Backup
CloudShark Enterprise 4.0.0 and later is distributed as an OVA virtual machine image. These legacy instructions should only be followed after contacting support@qacafe.com for assistance.
If you already have CloudShark Enterprise installed on a virtual machine, please follow the OVA Migration instructions to upgrade.
CloudShark runs on top of a RHEL-based Linux installation which meets our system requirements.
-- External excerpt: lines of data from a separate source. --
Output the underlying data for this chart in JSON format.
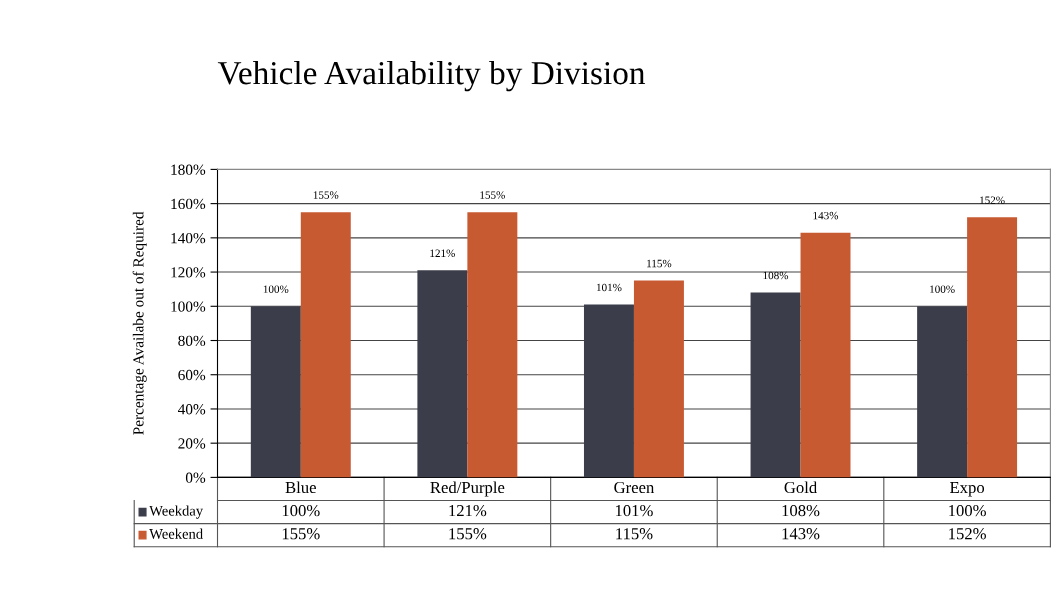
{
  "chart_data": {
    "type": "bar",
    "title": "Vehicle Availability by Division",
    "ylabel": "Percentage Availabe out of Required",
    "categories": [
      "Blue",
      "Red/Purple",
      "Green",
      "Gold",
      "Expo"
    ],
    "series": [
      {
        "name": "Weekday",
        "color": "#3b3d4a",
        "values": [
          100,
          121,
          101,
          108,
          100
        ],
        "value_labels": [
          "100%",
          "121%",
          "101%",
          "108%",
          "100%"
        ]
      },
      {
        "name": "Weekend",
        "color": "#c85a32",
        "values": [
          155,
          155,
          115,
          143,
          152
        ],
        "value_labels": [
          "155%",
          "155%",
          "115%",
          "143%",
          "152%"
        ]
      }
    ],
    "ylim": [
      0,
      180
    ],
    "yticks": [
      {
        "value": 0,
        "label": "0%"
      },
      {
        "value": 20,
        "label": "20%"
      },
      {
        "value": 40,
        "label": "40%"
      },
      {
        "value": 60,
        "label": "60%"
      },
      {
        "value": 80,
        "label": "80%"
      },
      {
        "value": 100,
        "label": "100%"
      },
      {
        "value": 120,
        "label": "120%"
      },
      {
        "value": 140,
        "label": "140%"
      },
      {
        "value": 160,
        "label": "160%"
      },
      {
        "value": 180,
        "label": "180%"
      }
    ],
    "grid": "y",
    "legend": "bottom"
  }
}
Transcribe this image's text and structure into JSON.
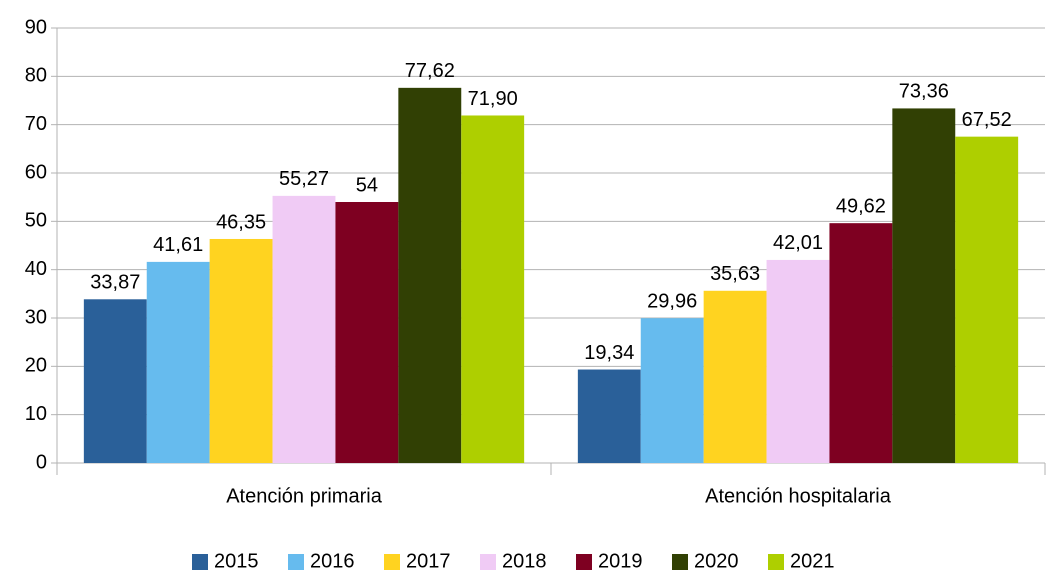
{
  "chart_data": {
    "type": "bar",
    "categories": [
      "Atención primaria",
      "Atención hospitalaria"
    ],
    "series": [
      {
        "name": "2015",
        "color": "#2a6099",
        "values": [
          33.87,
          19.34
        ],
        "value_labels": [
          "33,87",
          "19,34"
        ]
      },
      {
        "name": "2016",
        "color": "#66bbee",
        "values": [
          41.61,
          29.96
        ],
        "value_labels": [
          "41,61",
          "29,96"
        ]
      },
      {
        "name": "2017",
        "color": "#ffd320",
        "values": [
          46.35,
          35.63
        ],
        "value_labels": [
          "46,35",
          "35,63"
        ]
      },
      {
        "name": "2018",
        "color": "#f0cbf5",
        "values": [
          55.27,
          42.01
        ],
        "value_labels": [
          "55,27",
          "42,01"
        ]
      },
      {
        "name": "2019",
        "color": "#7e0021",
        "values": [
          54,
          49.62
        ],
        "value_labels": [
          "54",
          "49,62"
        ]
      },
      {
        "name": "2020",
        "color": "#314004",
        "values": [
          77.62,
          73.36
        ],
        "value_labels": [
          "77,62",
          "73,36"
        ]
      },
      {
        "name": "2021",
        "color": "#aecf00",
        "values": [
          71.9,
          67.52
        ],
        "value_labels": [
          "71,90",
          "67,52"
        ]
      }
    ],
    "ylim": [
      0,
      90
    ],
    "yticks": [
      0,
      10,
      20,
      30,
      40,
      50,
      60,
      70,
      80,
      90
    ],
    "grid": true,
    "legend": "bottom"
  }
}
The system can be bare metal hardware, a virtual machine, or on your public or private cloud infrastructure.
This document describes what data to backup from an instance of CloudShark so that it can be restored to a new instance by performing a system migration.
Taking a Backup
The general procedure is to stop the CloudShark service, backup the database and save the settings and user data to a safe location.
The following steps should be performed to take a backup:
1. Stop CloudShark
Before beginning a backup CloudShark should be stopped by running:
systemctl stop cloudshark-full
2. Backup User Data
Directories
The following directories should be backed up entirely to restore from a backup to a new system.
- Settings:
/usr/cloudshark/etc
The Settings directory contains configuration files for CloudShark and should be backed up to restore any changes made to the default configuration. This includes the nginx configuration and the TLS certificates used for HTTPS.
- Data:
/usr/cloudshark/data
The Data directory contains the capture files, custom user profiles, and private RSA keys that have been uploaded to CloudShark.
Examples
If you are using external storage and have
created a symlink as /usr/cloudshark/data, the files inside the data directory
will not be saved using these examples!
To backup the files in the data directory using these examples, replace
/usr/cloudshark/data with the storage directory the symlink points to.
The following examples can be run to create a backup of the settings and data directories.
- Create a compressed
tar.gzfile with the contents of each directory:
tar -czf cloudshark-settings.tar.gz /usr/cloudshark/etc
tar --czfcloudshark-data.tar.gz /usr/cloudshark/data
- Use
rsyncto copy each directory to a remote system under the/backupdirectory:
rsync -avP /usr/cloudshark/etc <REMOTE HOST>:/backup/cloudshark-settings/
rsync -avP --delete /usr/cloudshark/data <REMOTE HOST>:/backup/cloudshark-data/
The --delete flag is added to the rsync command while copying the Data
Directory to remove any files from the backup that have been deleted from
CloudShark since the command was last run.
Database
If you are using an external service for the CloudShark database, a snapshot or backup should be taken.
If you are using the local MariaDB database you can export a snapshot of the database by running the following commands:
mysqldump -uroot cloudshark > cloudshark.sql
mysqldump -uroot mysql > mysql.sql
The resulting .sql files should be saved so that they can be used when
performing a system migration.
Threat Assessment
Any additional threat assessment rules
that have been added or changes to the configuration files under /etc/suricata
should be saved.
Custom Zeek Scripts
Any changes to the default Zeek configuration or additional scripts stored under
/usr/cloudshark/share/zeek should be saved.
3. Start CloudShark
After completing a backup CloudShark can be started by running:
systemctl start cloudshark-full
Restoring from a backup
A system-migration can be performed using this data to restore from a backup to a new system running the same version of CloudShark.